Anish Kapoor's work brings together the formal concerns of post-minimalism with an eastern spiritual sensibility and explores the relationship between physicality and transcendence. Each drawing is typically begun near the center of the paper and develops spontaneously. The drawings are direct expressions that stress the primacy of the mark and the hand of the artist. There is a raw, gestural, and visceral character on one hand and a sublime refinement and control on the other. Within these works there is a coexistence of opposites: a simultaneous play of glutinous and dry surface, negative and positive space, lightness and darkness, shadow and void, presence and absence, stasis and potential activity. This duality creates a tension between formalist structures and an engagement with deep metaphysical elements of philosophy. Space remains undefined as forms swirl and light alludes to the spaces beyond. The vivid and saturated colors illustrate Kapoor's understanding that color has the ability to transform feelings and provoke emotions while being a physical presence unto itself. These drawings represent a more private and personal side of his practice. Symbolism and modernist abstraction coalesce and illustrate a movement beyond the decorative into the sublime.
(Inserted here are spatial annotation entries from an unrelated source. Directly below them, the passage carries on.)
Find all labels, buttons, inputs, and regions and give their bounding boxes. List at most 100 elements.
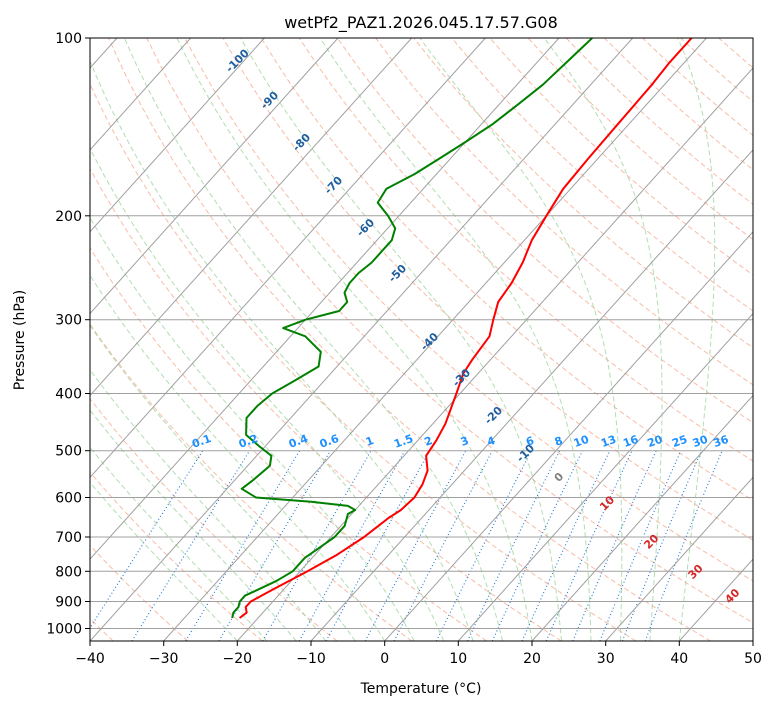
x-tick-label: −40 (75, 651, 105, 667)
dry-adiabat (451, 38, 753, 312)
moist-adiabat (543, 38, 663, 641)
mixing-ratio-line (621, 450, 702, 641)
dry-adiabat (90, 82, 637, 641)
mixing-ratio-label: 13 (599, 433, 618, 450)
moist-adiabat (90, 59, 474, 641)
mixing-ratio-label: 1.5 (392, 432, 415, 451)
mixing-ratio-line (298, 450, 406, 641)
isotherm (384, 231, 753, 641)
isotherm (531, 394, 753, 641)
mixing-ratio-label: 1 (364, 434, 376, 449)
dry-adiabat (90, 471, 263, 641)
background-reference-lines (90, 38, 753, 641)
mixing-ratio-label: 0.1 (190, 432, 213, 451)
moist-adiabat (90, 446, 268, 641)
moist-adiabat (90, 481, 238, 641)
y-tick-label: 200 (55, 209, 82, 225)
mixing-ratio-label: 36 (711, 433, 730, 451)
mixing-ratio-label: 0.4 (287, 432, 310, 451)
y-tick-label: 1000 (46, 622, 82, 638)
temperature-line (238, 38, 693, 619)
isotherm (310, 149, 753, 641)
mixing-ratio-label: 6 (524, 434, 536, 449)
dry-adiabat (90, 397, 338, 641)
isotherm (457, 312, 753, 641)
y-tick-label: 600 (55, 491, 82, 507)
mixing-ratio-label: 4 (485, 434, 497, 449)
isotherm (90, 38, 634, 641)
isotherm (236, 67, 753, 641)
moist-adiabat (90, 216, 415, 641)
isotherm (163, 38, 707, 641)
x-tick-label: −10 (296, 651, 326, 667)
moist-adiabat (90, 324, 356, 641)
x-tick-label: 10 (449, 651, 467, 667)
mixing-ratio-label: 30 (691, 433, 710, 451)
x-tick-label: −30 (149, 651, 179, 667)
isotherm (90, 38, 560, 560)
mixing-ratio-line (599, 450, 682, 641)
dewpoint-line (231, 38, 593, 619)
isotherm (605, 476, 753, 641)
y-tick-label: 300 (55, 313, 82, 329)
mixing-ratio-line (521, 450, 611, 641)
dry-adiabat (90, 323, 413, 641)
dry-adiabat (90, 167, 562, 641)
dry-adiabat (146, 38, 753, 624)
dry-adiabat (108, 38, 711, 641)
x-tick-label: −20 (223, 651, 253, 667)
mixing-ratio-line (572, 450, 657, 641)
x-axis: −40 −30 −20 −10 0 10 20 30 40 50 (75, 641, 762, 667)
mixing-ratio-label: 8 (553, 434, 565, 449)
mixing-ratio-label: 25 (670, 433, 689, 450)
isotherm (90, 38, 413, 397)
isotherm (90, 38, 192, 151)
y-tick-label: 100 (55, 31, 82, 47)
y-axis-label: Pressure (hPa) (12, 290, 28, 390)
mixing-ratio-line (364, 450, 467, 641)
x-tick-label: 30 (597, 651, 615, 667)
moist-adiabat (319, 38, 592, 641)
mixing-ratio-label: 10 (572, 433, 591, 451)
mixing-ratio-label: 2 (423, 434, 435, 449)
y-axis: 100 200 300 400 500 600 700 800 900 1000 (46, 31, 90, 638)
grid (90, 38, 753, 641)
chart-title: wetPf2_PAZ1.2026.045.17.57.G08 (284, 13, 558, 33)
y-tick-label: 400 (55, 387, 82, 403)
y-tick-label: 500 (55, 444, 82, 460)
moist-adiabat (240, 38, 562, 641)
dry-adiabat (90, 246, 487, 641)
moist-adiabat (124, 38, 503, 641)
sounding-profiles (231, 38, 693, 619)
x-tick-label: 0 (380, 651, 389, 667)
moist-adiabat (419, 38, 623, 641)
mixing-ratio-label: 20 (646, 433, 665, 451)
mixing-ratio-line (644, 450, 723, 641)
isotherm (90, 38, 265, 233)
moist-adiabat (90, 274, 386, 641)
mixing-ratio-line (545, 450, 633, 641)
isotherm (90, 38, 339, 315)
plot-frame (89, 37, 754, 642)
moist-adiabat (90, 409, 297, 641)
moist-adiabat (677, 38, 716, 641)
mixing-ratio-label: 16 (621, 433, 640, 451)
mixing-ratio-label: 3 (459, 434, 471, 449)
mixing-ratio-line (325, 450, 431, 641)
x-axis-label: Temperature (°C) (360, 681, 482, 697)
dry-adiabat (375, 38, 753, 386)
dry-adiabat (184, 38, 753, 582)
dry-adiabat (222, 38, 753, 541)
x-tick-label: 50 (744, 651, 762, 667)
y-tick-label: 700 (55, 530, 82, 546)
moist-adiabat (176, 38, 533, 641)
mixing-ratio-label: 0.6 (318, 432, 341, 451)
x-tick-label: 20 (523, 651, 541, 667)
dry-adiabat (336, 38, 753, 424)
dry-adiabat (260, 38, 753, 501)
moist-adiabat (90, 147, 445, 641)
mixing-ratio-line (131, 450, 251, 641)
mixing-ratio-label: 0.2 (237, 432, 260, 451)
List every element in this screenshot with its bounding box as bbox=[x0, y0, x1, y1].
"The issue is thus ultimately about finding an appropriate relation between void and form, or between the void and the material expression. This central issue has gone hand in hand with the creative endeavours of artists ever since the Renaissance, becoming acute under Modernism as the mimetic was expunged from pictures, especially from those of Mark Rothko and Barnett Newman. This is particularly the case inasmuch as Barnett Newman not merely aspired to abstraction but…created forms which, by their abstract nature, contain an abstract intellectual content…this pithy and pointed formulation brings us directly to the work of Anish Kapoor. Interestingly, he sees himself as both sculptor and painter, and thus must address himself in his works with a redoubled precision to the questions of material, colour and spatial qualities, without which the sought-after void could not exist in space of time. Yet above all, Anish Kapoor is concerned with that certain something, elusive of definition, which we shall tentatively designate the invisible in the visible."
(Eckhard Schneider. "Anish Kapoor – My Red Homeland" in Anish Kapoor – My Red Homeland, published by Kunsthaus Bregenz, 2003, pp. 16-17)
Anish Kapoor's work has been the subject of exhibitions throughout Europe and the United States. Recent solo exhibitions include Baltic Center for Contemporary Art, Gateshead; CAPC Musée d'art contemporain de Bordeaux; Hayward Gallery, London; Schirin Kunsthalle, Frankfurt; Fondazione Prada, Milan; Haus der Kunst, Munch, Institute of Contemporary Art, Boston; and currently the Freer Gallery of Art and Arthur M. Sackler Gallery, Washington, D.C. In 1990 Kapoor was awarded the Premio Duemila for representing Great Britain at the Venice Biennale and received the Turner Prize in 1991.